The Roadmap Is Not Neutral
On paper, the plan makes sense. Everyone signs off. The flow looks clean. The dependencies are mapped.
Then reality hits.
A department misses a deadline. A stakeholder changes direction. A bug appears no one accounted for. Or the team that shouts the loudest gets their priority bumped to the top, even if it derails something more important.
This happens more often than most people admit.
In theory, risk and payments should carry weight. These are the functions that keep the system running, protect trust, and manage revenue flow. But when roadmap conversations happen, it is usually the feature-heavy teams — marketing, product, growth — that get the airtime. The voice that cuts through is not always the one with the clearest view. It is the one with the strongest volume.

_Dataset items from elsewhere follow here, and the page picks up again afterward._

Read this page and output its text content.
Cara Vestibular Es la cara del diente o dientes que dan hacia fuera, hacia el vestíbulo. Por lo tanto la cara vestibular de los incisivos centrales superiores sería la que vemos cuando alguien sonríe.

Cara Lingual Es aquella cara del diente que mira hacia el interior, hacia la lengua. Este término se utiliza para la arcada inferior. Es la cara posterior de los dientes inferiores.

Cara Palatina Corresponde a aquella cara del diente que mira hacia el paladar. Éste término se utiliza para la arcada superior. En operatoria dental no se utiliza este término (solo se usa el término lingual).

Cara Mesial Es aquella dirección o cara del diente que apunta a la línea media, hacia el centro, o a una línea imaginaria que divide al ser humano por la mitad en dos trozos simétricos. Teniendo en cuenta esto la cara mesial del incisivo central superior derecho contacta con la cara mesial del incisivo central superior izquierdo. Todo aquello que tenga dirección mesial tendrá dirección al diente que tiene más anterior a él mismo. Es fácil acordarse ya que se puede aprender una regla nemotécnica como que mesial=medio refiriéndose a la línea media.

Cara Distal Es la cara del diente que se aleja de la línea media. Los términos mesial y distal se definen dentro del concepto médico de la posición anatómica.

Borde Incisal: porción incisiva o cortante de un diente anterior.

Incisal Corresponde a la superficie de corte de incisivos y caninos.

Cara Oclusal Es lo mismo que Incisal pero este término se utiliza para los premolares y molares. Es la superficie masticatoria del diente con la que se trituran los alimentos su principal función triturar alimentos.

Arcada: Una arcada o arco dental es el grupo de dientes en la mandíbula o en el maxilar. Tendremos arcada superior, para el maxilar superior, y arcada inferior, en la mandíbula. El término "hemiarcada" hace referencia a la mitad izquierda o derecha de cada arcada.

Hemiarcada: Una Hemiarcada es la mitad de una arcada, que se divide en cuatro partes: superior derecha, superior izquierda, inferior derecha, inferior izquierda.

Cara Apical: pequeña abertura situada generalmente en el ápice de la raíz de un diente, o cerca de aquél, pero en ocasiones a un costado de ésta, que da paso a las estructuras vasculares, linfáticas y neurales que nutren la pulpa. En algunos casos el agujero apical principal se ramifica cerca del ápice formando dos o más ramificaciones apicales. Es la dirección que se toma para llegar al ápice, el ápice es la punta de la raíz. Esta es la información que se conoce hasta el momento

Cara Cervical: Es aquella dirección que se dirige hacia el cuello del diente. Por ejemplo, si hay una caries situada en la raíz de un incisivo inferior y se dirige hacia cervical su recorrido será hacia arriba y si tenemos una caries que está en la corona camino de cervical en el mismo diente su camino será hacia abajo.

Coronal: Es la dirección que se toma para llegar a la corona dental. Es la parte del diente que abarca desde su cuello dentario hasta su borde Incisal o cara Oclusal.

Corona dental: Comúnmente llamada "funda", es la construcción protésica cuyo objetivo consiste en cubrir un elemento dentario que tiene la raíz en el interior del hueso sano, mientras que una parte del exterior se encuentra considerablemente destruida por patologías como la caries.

That volume distorts outcomes.
I have seen core improvements to payment reliability get delayed for months because a shiny feature was louder. I have seen compliance updates deprioritised because they do not come with a pitch deck or customer screenshots. I have seen teams firefight issues that were already flagged, just not heard.
The fix is not to be louder. It is to be clearer.
Good planning is not just alignment. It is knowing how to defend priorities when trade-offs are forced. It is making sure that operational voices are not buried under excitement or noise.
Because when the plan breaks, you find out very quickly who actually kept the system working.